Did Jeff Bezos have a lover, a girlfriend, an extramarital affair or a mistress? What about El Chapo? Both stories in recent months generated a renewed use of the term mistress as a shorthand for a married man’s girlfriend.
This word is sexist. It lacks a male equivalent, and reduces women to their sexual relationship with men — and it’s increasingly creeping back into our language. I blame Twitter, which creates a premium on punchy words that can convey complicated ideas.
In that sense, mistress is a convenient term. It implies sex, lies and secrecy and it rolls off the tongue. It works in this NBC News headline and more recently when AOL reported, “Jeff Bezos and rumored mistress Lauren Sanchez are still ‘deeply in love,’ but they’ve allegedly agreed to stay physically apart until both of their respective divorces are finalized.”
Even the Associated Press has struggled with the Bezos story. The AP routinely referred to Sanchez as Bezos’ mistress in the first week of reporting on the story, Standards Editor John Daniszewski told me.
The Associated Press Style Book offers this advice:
Mistress – A woman who has a long-term sexual relationship with, and is financially supported by, a man who is married to someone else. When a relationship is not long-term or does not involve financial support, do not use mistress; terms like companion, friend or lover may apply. Whenever possible, phrasing that acknowledges both people in the relationship is preferred: “The two were romantically (or sexually) involved.”
“In discussion with our Washington bureau on Feb. 12, we agreed that Bezos’s relationship with Sanchez did not fit with this definition and we switched to calling them romantically involved,” Daniszewski said. “The feeling among the editors is that the word ‘mistress’ is largely archaic and tends to be sexist in its assumptions.”
Precisely. Mistress carries both sexist and moral assumptions. There is no true male equivalent.
Since that memo went out the AP has slipped up twice, calling Sanchez a mistress, he said. That just goes to show how entrenched we are in reducing women to their sexual relationships with men.

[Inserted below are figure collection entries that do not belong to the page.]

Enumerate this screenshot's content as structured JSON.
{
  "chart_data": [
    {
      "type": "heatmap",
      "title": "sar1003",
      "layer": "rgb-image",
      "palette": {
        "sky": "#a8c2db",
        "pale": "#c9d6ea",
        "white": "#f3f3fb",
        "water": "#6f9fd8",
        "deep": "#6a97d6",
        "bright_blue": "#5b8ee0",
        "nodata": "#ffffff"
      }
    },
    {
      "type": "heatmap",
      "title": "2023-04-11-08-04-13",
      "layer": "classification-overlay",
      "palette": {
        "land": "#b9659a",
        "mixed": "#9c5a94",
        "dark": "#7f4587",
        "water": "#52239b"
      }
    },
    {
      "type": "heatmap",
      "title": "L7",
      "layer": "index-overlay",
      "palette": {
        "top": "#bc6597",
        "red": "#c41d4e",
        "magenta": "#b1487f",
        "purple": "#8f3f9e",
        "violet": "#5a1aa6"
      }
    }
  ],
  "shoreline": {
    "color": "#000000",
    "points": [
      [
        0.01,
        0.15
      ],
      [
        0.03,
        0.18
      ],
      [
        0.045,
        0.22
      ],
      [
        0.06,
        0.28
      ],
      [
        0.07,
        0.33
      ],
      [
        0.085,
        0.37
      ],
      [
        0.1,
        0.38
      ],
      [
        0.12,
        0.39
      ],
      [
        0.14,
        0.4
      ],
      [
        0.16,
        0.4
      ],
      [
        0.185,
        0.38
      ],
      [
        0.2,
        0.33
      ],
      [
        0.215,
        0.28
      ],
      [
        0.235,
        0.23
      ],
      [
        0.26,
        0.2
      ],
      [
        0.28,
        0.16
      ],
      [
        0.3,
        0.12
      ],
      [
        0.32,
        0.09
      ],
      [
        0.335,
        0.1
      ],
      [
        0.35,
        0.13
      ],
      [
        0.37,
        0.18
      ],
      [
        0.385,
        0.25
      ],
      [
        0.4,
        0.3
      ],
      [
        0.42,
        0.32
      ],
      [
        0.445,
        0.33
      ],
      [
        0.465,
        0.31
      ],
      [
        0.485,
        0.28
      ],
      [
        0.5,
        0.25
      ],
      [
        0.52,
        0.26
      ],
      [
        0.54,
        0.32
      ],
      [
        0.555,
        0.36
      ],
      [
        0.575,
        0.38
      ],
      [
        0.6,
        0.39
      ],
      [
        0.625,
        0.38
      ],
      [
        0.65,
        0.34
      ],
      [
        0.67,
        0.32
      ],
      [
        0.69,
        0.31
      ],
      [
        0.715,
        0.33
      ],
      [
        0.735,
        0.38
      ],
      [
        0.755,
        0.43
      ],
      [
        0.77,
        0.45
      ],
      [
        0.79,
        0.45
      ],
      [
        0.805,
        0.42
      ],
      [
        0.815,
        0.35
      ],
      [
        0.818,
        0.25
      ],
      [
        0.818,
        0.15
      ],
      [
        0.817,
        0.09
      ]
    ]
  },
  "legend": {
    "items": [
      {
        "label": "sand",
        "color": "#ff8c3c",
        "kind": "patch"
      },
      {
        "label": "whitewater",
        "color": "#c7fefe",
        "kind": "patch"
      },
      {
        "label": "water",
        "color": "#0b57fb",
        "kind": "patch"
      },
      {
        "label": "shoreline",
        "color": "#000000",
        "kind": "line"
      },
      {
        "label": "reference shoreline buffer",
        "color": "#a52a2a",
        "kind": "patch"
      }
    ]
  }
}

For the same reason that the New York Times finally got rid of Miss and gave women the option between Ms. and Mrs. as courtesy titles (at the late date of 1986!) we in journalism need to stop using the word mistress.
That means even getting rid of the AP definition. We don’t refer to men who have romantic affairs with married women as gigolos. In fact we can’t even say that word without giggling, because it’s so silly.
I put the question to my Twitter followers. They unanimously agreed that gendered words are problematic, and doubly so when they don’t have an equivalent. One Twitter friend, a man, suggested “lover” as the male equivalent. He was promptly educated.
We should probably stop using all words that are unnecessarily gendered. We’re coming at you blonde, actress, heroine, hostess and waitress.
Linguists tell us that gendered language definitively impacts how we think. Habits of speech inform our moral choices as a society. And while we certainly have it easier than the romance languages, which assign a gender to every noun, we know that language can and should change over time.
Mistress appeared to be waning. Is it a coincidence that we are seeing a resurgence at this moment where we are wrestling with our own inability to treat women equitably in the workplace?
It’s time to call out those who use the word in journalistic copy. At the very least it’s inaccurate, most of the time, according to AP style. More importantly, it’s sexist and demeaning. If you find yourself tempted to use it, find an alternative. And when you see it, call it out and ask that the word be swapped out for something neutral and less judgmental.